Comments on abstract, title, references

This is very interesting and clinically relevant report of the autosomal dominant NF-KB1 related phenotype. The abstract clearly contains all the different sections with targeted aims, robust methodology and key conclusion. The title resume the key features of the report and it sounds interesting. references are relevant and cited correctly.

Comments on introduction/background

The introduction is relevant with logical progression and historical known background. The authors clearly define the gap and adopt an appropriate hypothesis (''However, these reports covered only a few cases each, and an overview and understanding of the broader clinical spectrum of this NF-kB1–related condition is still lacking.''). They also match an appropriate method and a suitable subject group presenting different mutations in the pathway studied in this report with a wide range a phenotype related. their conclusion is matching with the introduction and answer their questions. in conclusion the author highlights an important finding and the introduction is clear, concise and easy understood.

Comments on methodology

● Is the process of subject selection clear? Yes, the selection of subject is clear, and method of investigating is detailed for individuals and for each variant.

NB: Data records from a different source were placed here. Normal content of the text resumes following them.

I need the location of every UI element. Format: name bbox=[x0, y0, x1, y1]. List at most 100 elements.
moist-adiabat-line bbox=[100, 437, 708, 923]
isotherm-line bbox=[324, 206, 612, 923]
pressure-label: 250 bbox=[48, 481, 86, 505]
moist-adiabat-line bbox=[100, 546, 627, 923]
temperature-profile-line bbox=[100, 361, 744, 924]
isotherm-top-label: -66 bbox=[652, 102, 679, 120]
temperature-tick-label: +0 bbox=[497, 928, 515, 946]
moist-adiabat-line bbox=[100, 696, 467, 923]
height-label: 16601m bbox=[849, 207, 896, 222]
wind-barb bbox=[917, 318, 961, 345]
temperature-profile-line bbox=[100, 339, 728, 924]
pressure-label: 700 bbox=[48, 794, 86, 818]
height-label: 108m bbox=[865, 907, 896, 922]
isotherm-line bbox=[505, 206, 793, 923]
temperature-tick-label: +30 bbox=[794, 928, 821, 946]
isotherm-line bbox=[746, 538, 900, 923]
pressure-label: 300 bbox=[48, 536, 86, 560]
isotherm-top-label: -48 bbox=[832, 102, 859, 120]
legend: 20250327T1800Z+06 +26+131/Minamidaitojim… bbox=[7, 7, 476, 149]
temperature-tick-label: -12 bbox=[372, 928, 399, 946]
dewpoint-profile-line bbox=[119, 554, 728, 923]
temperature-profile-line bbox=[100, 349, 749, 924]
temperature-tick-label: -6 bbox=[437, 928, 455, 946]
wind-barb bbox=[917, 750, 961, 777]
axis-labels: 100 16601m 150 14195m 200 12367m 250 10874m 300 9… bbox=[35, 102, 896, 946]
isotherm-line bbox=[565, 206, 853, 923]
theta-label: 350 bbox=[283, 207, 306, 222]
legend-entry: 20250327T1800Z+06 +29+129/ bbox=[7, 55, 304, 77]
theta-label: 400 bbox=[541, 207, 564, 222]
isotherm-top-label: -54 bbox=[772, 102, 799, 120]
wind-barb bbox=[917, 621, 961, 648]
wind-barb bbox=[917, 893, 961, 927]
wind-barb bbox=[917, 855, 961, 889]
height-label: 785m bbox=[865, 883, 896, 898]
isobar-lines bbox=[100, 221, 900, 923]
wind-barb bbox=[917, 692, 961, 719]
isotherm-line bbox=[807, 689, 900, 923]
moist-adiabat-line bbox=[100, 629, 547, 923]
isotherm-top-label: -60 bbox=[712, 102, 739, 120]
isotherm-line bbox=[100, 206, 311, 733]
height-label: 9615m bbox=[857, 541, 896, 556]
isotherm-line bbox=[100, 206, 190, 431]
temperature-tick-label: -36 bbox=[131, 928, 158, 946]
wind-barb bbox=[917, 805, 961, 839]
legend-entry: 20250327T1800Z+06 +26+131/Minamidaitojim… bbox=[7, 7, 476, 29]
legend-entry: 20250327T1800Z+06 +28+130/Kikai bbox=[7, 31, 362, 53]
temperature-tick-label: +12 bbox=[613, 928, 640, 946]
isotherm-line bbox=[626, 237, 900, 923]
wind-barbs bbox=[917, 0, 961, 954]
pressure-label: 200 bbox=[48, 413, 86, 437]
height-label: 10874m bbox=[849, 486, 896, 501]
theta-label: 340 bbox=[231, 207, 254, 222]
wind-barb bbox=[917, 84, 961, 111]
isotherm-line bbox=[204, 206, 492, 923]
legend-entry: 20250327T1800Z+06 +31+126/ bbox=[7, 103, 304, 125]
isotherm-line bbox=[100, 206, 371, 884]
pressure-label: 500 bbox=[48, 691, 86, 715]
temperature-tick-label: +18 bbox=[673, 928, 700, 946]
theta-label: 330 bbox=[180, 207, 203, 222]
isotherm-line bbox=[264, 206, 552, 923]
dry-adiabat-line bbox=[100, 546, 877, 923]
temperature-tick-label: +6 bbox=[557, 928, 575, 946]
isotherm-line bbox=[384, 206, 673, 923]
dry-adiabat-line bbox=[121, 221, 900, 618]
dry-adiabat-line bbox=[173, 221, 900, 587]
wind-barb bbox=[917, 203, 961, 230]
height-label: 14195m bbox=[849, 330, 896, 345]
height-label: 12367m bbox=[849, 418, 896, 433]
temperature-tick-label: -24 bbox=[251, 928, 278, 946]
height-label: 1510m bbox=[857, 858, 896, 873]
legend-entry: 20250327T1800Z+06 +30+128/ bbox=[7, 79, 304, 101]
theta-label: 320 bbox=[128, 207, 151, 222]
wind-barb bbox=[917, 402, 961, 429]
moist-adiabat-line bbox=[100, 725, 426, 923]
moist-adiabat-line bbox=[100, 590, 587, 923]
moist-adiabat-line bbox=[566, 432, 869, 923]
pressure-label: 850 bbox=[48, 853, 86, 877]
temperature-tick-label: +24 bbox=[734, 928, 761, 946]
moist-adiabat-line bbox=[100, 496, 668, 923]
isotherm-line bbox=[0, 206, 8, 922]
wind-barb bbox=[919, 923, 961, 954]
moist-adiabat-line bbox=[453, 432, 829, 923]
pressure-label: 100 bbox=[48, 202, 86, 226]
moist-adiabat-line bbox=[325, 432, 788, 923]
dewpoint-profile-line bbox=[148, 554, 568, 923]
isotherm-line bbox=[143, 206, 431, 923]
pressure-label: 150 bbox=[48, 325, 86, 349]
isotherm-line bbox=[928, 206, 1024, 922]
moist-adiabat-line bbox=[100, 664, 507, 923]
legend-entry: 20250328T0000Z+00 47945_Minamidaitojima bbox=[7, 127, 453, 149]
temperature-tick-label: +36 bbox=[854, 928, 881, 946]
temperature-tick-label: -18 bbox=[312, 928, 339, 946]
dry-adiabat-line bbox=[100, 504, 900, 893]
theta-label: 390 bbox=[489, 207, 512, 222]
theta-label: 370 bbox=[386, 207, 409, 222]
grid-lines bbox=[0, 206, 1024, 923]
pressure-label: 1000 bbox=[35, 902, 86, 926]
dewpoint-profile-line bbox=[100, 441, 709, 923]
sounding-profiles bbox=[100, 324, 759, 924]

● Are the variables defined and measured appropriately? Yes, the chosen subjects are found worldwide and are mostly published. On the basis of their predicted effect, localization, allele frequency, supportive functional studies and inheritance and segregation, the measure is then well defined and appropriate. They also use different tools to predict the impact of missense changes.

● Are the study methods valid and reliable? YES, the used different methods with cell types and transfection tools to make the methods valid and reliable.

● Is there enough detail in order to replicate the study? The investigators did not mention the number of the replication of experiences established.

Comments on data and results

● Is the data presented in an appropriate way? YES, it highlights the key elements.

● Tables and figures relevant and clearly presented? Yes, they are clear. However, some abbreviations are not defined in the legend and a wrong full word description of GAPDH in the fig 1 rather in the fig2.

● Appropriate units, rounding, and number of decimals? YES

● Titles, columns, and rows labelled correctly and clearly? Yes, except for the wrong place of GAPDH IN FIG 1.

● Categories grouped appropriately? YES, categories grouped appropriately. However, I liked to see a figure with correlation between Clinical and biological findings with mutations.

● Does the text in the results add to the data or is it repetitive? It is descriptive, clear and concise.

● Are you clear about what is a statistically significant result? Yes, data are statistically significant and effective (using the P value the std deviation the mean average ...).

● Are you clear about what is a practically meaningful result? Yes, the results are statistically meaningful and could contribute to help diagnoses, management and even for therapeutically approaches.

Comments on discussion and conclusions

● Are the results discussed from multiple angles and placed into context without being overinterpreted? Yes, the authors discussed the findings using age, clinical, biological and therapeutically. However, they didn't discuss the relevance of mutations described on the report from these different angles.

● Do the conclusions answer the aims of the study? Yes, they made clear conclusions responding their objectives.

● Are the conclusions supported by references or results? Yes, they used some references to support their conclusions.

● Are the limitations of the study fatal or are they opportunities to inform future research? Absolutely Not. They presented the limitation of the study explicitly and aware others to make a good diagnosis and informing future research.

Overall statement or summary of the article and its findings in your own words

The report is interesting and gives insight to the diagnosis, management and therapeutically approaches of a wide range of patients with heterogenous symptoms of NF-kB pathway dysregulation.

Overall strengths of the article and what impact it might have in your field

The paper presents many patients worldwide with different mutations in the NF-KB pathway leading to different symptoms. the authors try to find the adequate diagnosis and treatment from a comprehensive clinical description of patients.

Specific comments on weaknesses of the article and what could be done to improve it

●Major points in the article which needs clarification, refinement, reanalysis, rewrites and/or additional information and suggestions for what could be done to improve the article. The authors should add a correlation for mutations causing symptoms.

●Minor points like figures/tables not being mentioned in the text, a missing reference, typos, and other inconsistencies. 1-Some abbreviations in the fig 1 are missing. 2- GAPDH misplaced.